Origins and spread of novel genetic variants of sulfadoxine-pyrimethamine resistance in Plasmodium falciparum isolates in Indonesia

Abstract

Background: While malaria incidence in Indonesia has decreased threefold in the last decade, more than 200,000 cases were reported in 2016. Different endemicity of Plasmodium falciparum malaria among several islands in Indonesia has been recognized and two unique mutations of P. falciparum dihydropteroate synthase (pfdhps) affecting sulfadoxine-pyrimethamine (SP) resistance were detected from the research of SP efficiency and genotype analysis in South Kalimantan. In this study, geographical distribution and origin of these pfdhps K540T and I588F mutations were analysed.
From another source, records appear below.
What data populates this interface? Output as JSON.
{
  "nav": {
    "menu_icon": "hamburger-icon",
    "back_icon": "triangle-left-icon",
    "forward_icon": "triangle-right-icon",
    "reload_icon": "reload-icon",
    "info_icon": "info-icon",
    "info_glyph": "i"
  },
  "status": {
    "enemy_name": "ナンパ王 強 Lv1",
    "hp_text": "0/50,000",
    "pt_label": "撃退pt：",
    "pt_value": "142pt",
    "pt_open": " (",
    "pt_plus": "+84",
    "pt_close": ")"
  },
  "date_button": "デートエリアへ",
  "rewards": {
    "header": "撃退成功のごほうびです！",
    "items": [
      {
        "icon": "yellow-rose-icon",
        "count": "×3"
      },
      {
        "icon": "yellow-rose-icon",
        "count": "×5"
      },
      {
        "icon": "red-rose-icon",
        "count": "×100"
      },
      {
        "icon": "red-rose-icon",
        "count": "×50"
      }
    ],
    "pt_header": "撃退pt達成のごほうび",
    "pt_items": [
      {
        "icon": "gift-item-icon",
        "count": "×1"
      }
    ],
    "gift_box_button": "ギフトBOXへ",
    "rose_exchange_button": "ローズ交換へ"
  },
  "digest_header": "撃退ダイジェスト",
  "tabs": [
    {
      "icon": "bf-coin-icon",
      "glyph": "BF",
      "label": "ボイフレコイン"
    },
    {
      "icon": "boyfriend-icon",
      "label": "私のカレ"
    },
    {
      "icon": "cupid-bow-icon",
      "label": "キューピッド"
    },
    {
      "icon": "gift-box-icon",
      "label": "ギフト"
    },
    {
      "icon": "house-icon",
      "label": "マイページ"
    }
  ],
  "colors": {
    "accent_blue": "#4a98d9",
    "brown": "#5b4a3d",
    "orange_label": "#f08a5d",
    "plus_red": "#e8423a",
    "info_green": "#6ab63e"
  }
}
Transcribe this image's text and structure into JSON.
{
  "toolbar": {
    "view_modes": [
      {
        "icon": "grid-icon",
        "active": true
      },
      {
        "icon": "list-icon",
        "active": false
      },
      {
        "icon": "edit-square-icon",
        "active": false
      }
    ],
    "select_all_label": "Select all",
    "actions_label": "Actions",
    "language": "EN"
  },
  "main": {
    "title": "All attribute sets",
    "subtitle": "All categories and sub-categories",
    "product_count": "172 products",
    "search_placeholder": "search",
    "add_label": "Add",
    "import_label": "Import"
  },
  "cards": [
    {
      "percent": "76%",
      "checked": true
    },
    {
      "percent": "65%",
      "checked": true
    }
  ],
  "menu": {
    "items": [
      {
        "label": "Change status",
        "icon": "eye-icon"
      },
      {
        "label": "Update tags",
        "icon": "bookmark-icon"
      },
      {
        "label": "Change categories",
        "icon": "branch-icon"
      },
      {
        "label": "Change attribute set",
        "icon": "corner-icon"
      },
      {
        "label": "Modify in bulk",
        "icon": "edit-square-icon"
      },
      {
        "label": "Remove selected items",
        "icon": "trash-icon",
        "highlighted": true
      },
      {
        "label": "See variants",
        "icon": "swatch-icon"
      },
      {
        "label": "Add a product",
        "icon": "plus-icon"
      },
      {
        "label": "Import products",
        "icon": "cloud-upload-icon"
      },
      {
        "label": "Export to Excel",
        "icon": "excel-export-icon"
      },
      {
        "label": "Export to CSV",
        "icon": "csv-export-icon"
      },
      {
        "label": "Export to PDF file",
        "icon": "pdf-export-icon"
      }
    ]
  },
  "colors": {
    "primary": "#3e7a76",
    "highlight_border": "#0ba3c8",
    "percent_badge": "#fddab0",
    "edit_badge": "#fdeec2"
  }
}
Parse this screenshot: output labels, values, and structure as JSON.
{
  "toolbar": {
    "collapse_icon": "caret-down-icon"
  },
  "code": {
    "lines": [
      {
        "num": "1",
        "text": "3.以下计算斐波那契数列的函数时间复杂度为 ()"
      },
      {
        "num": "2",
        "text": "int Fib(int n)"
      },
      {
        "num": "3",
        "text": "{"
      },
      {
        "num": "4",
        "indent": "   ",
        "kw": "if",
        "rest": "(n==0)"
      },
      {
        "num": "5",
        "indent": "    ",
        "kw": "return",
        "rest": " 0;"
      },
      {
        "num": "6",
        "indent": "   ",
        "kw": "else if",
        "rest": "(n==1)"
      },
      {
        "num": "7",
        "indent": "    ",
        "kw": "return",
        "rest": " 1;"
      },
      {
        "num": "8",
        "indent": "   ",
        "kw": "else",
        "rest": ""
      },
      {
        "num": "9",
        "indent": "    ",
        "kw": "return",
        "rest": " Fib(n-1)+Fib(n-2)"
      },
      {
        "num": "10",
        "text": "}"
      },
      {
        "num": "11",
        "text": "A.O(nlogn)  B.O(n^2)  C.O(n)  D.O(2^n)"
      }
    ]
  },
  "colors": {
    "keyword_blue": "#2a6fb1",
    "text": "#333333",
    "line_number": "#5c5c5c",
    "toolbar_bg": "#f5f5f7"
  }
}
Methods: Malaria parasites DNA from several endemic areas in Indonesia; Sumatera, Java, Kalimantan, Lombok, Sumbawa, Timor, Sulawesi, and Papua islands; in two periods, 2004-2006 and 2009-2012 were subjected for pfdhfr and pfdhps sequence analysis. Results: Different genotype polymorphisms of pfdhfr and pfdhps were observed in the parasites from various regions in Indonesia and relatively more divergent genotypes were determined from Kalimantan isolates in both 2004-2006 and 2009-2012. The parasites containing K540T mutation were identified in 2004-2006 isolates from East Kalimantan, East Java and Sumbawa as an SGTGA haplotype. The other I588F mutation was also determined in 2004-2006 parasites, isolated from Lombok and Sumbawa islands as an SGEAA(588F) haplotype. The parasites with pfdhfr/pfdhps quintuple or sextuple mutation, a genotype marker of SP resistance, were determined mostly in Kalimantan in both 2004-2006 and 2009-2012. Conclusion: Analysis of the prevalence and pfdhfr/pfdhps combined genotypes of K540T or I588F mutations suggested that K540T might be origin in Kalimantan Island and I588F in Sumbawa Island and then these were spread to other areas along with people movement. This research indicates regular monitoring of drug efficacy and parasite genotype analysis is important to keep efficiency and prevent the spread of resistance. It is also essential for the latest anti-malarial drug artemisinin-based combination therapy.